Но, очевидно, мои спокойствие и уверенность подействовали и на Джемиля. Он молчал. Его смуглые ладони тяжело лежали на столешнице, покрытой светлой скатертью, — сильные руки человека, которому приходилось много работать. Я тоже спокойно молчала.
Я обратилась к нему на «вы», подчеркивая, что наши отношения теперь станут другими. Я сомневалась, поймет ли он. Он понял.
— Чего ты от меня хочешь? — сдержанно и глухо прозвучал его голос в неуютном пространстве комнаты.
Я и не ожидала, что он будет говорить со мной вежливо и мягко. Я решила поставить свои условия все тем же спокойным тоном, без малейшей издевки, не горячась.

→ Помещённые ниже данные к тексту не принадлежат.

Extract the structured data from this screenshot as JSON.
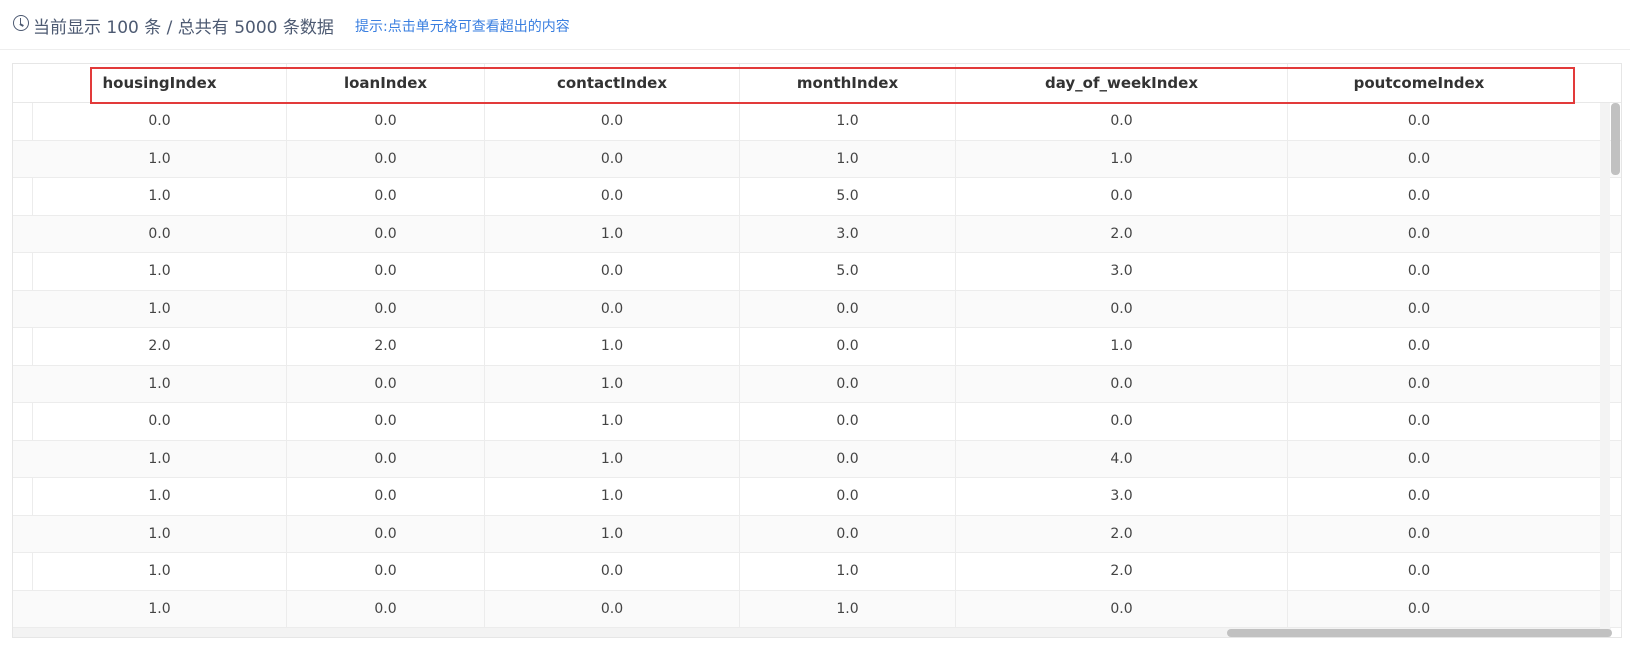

— Я предлагаю вам следующие условия: всякие отношения между нами прекращаются раз и навсегда. К моему приданому и к деньгам, которые отец положил на мое имя, вы также не имеете отныне никакого отношения. Мы живем в этом доме, но мы друг другу — чужие. Ежемесячно вы выплачиваете мне… — я назвала небольшую сумму; не хочу, чтобы он считал меня слишком уж поумневшей; иначе может заподозрить, что я с кем-то советуюсь. — Если вас устраивают мои условия, я ничего не скажу родителям. Я не собираюсь мстить вам, не хочу вам зла. Мы просто чужие друг другу. Я полагаю, спустя какое-то время мы должны спокойно, без скандала развестись. Я думаю, в течение года мы сможем уладить вопрос о разводе.
Я замолчала.
Джемиль выслушал меня, не перебивая. Это добрый знак. Что теперь?
— Я согласен, — вдруг произнес он грубо, но спокойно. При этом он поднял глаза и посмотрел прямо мне в лицо. Какой это был взгляд! Пронизывающий, тяжелый, умный и беспощадный взгляд человека, способного на многое, даже, быть может, и на убийство. Взгляд человека, знающего, что такое страсть, телесная страсть, во всяком случае. Я подумала, что он наверняка влюблен в эту девчонку из публичного дома и, наверное, она хороша в постели. Я заметила, что когда я наедине с собой (а сидя с Джемилем за одним столом, я все равно оставалась наедине с собой, мои чувства были для него закрыты), меня порою посещают какие-то странные мысли, кажущиеся мне самой циничными и холодными, рассудочными. Хотя рассудочность не свойственна мне.